Taylor Swift Eras tour, Murrayfield Stadium Edinburgh
Verdict: A spectacle with substance
Welcomed by a multi-coloured sea of sequins, stesons, glittery face paint and cowgirl boots, Taylor Swift brought her record-breaking Eras tour to Britain in spectacular fashion on Friday.
In the first of 15 British shows that will stretch across the summer, the American megastar wowed the 72,990 Swifties, most of them female, who gathered in windy but sunny Edinburgh.
“You make me feel so powerful,” she told fans shortly after emerging from under the stage, wearing a spangly leotard.
The career-spanning, three-hour-plus epic that followed was divided into ten acts, or “eras,” with each act devoted to one of the Pennsylvania-born singer’s studio LPs.
I saw Taylor, 34, on the 2014 Red tour, the following year’s 1989 show and the 2018 Reputation trek. This was bigger, better and bolder. Staged with a six-piece band, four backup singers, sixteen dancers, three stages and an array of digital effects, it felt like a cross between a futuristic rock concert and a Broadway blockbuster. With bells on.
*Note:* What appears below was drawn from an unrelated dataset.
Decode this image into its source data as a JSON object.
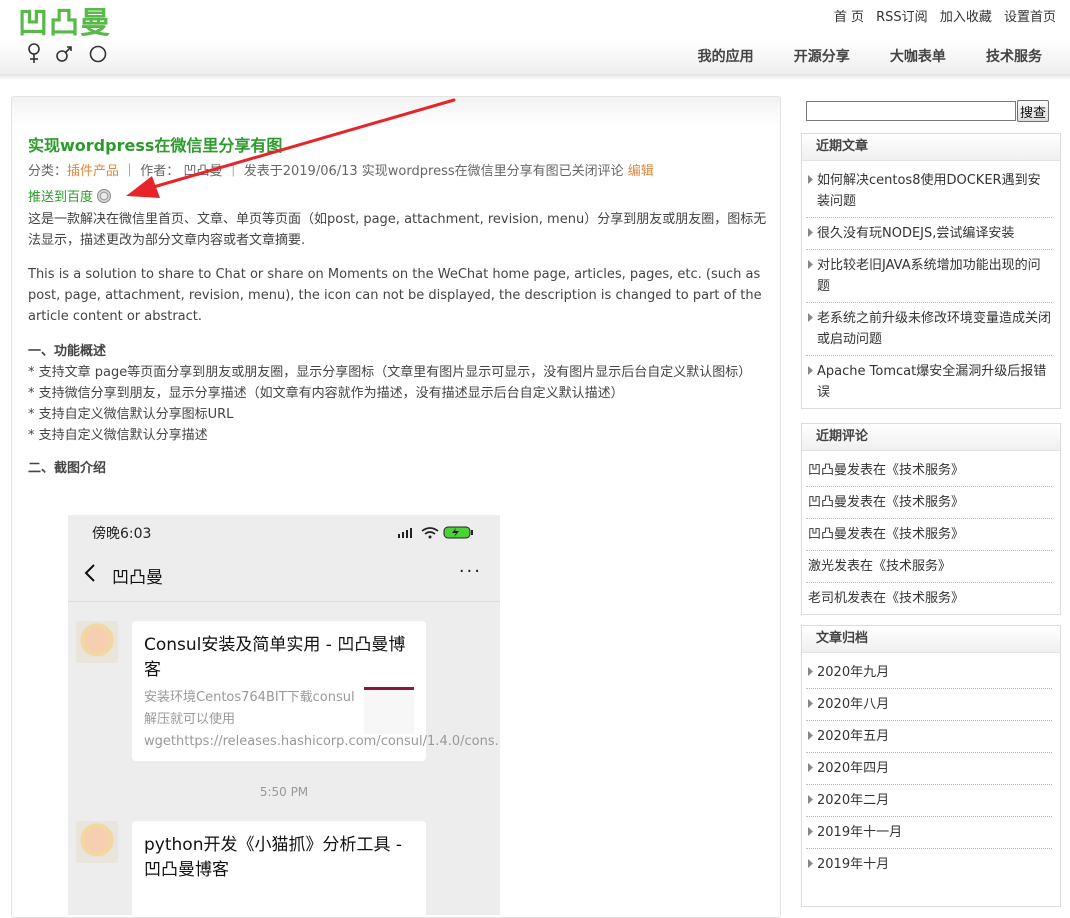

But Swift’s big trick is her talent for combining theatrical spectacle with substance. Her training in the storytelling tradition of country music has given her the ability to convey her emotions in vibrant, relatable songs that resonate with her fans.
She sang 47 of them here, and most of them were accompanied by word-perfect sing-alongs. Even a ten-minute lyrical version of the ballad All Too Well, taken from a 2012 Red recording, got the sing-along treatment.
The show opened under clear blue skies with 2019’s Lover album – the early close is perhaps a nod to the Lover Fest tour she had to cancel during the pandemic. The album’s waltz title track, strummed on a sky-blue guitar, was an early highlight.
We then went back to the country pop of 2008’s Fearless (eras not shown chronologically) before the decibel level kicked up a notch with the brash Red and its whip-smart pop hits. I Knew You Were Trouble would have raised the roof if Murrayfield had one.
The mood changed with every action. For Reputation, one of Swift’s weaker albums, it was dark and moody. Her two pandemic releases, Folklore and Evermore, were bundled into one ‘Folk-more’ act at dusk with a pastoral feel and, in Cardigan and Betty, two of her most refined character sketches. Champagne Problems, sung in singer-songwriter style at the piano, was preceded by long lockdown memories. “We never knew if we would ever do this concert again,” she said.
By the time we reached the 1989 era, with its fun feel-good hits Style, Blank Space and Shake It Off, the sing-alongs had become happy sing-alongs.
Swift’s two most recent LPs, Midnights and The Tortured Poets Department, arrived late, but even a setlist as tightly planned as this one allowed for some room for spontaneity, and in an ‘unplugged’ section towards the end of the show Taylor played solo. guitar and then piano singing spontaneous songs, including ‘Tis The Damn Season and Would’ve, Could’ve, Should’ve.
It’s easy to get lost in the Swiftiverse: the speculation surrounding lyrics about her exes; the different color codes for each album; the £1.5 billion this tour is expected to make. But all the background noise disappears as soon as this brilliant artist takes the stage.
With two more performances in Edinburgh tonight and tomorrow, and more concerts in Liverpool, Cardiff and London, those lucky enough to have tickets will see a show that is both era-spanning and era-defining. With Taylor at the peak of her powers, this is the music event of the year.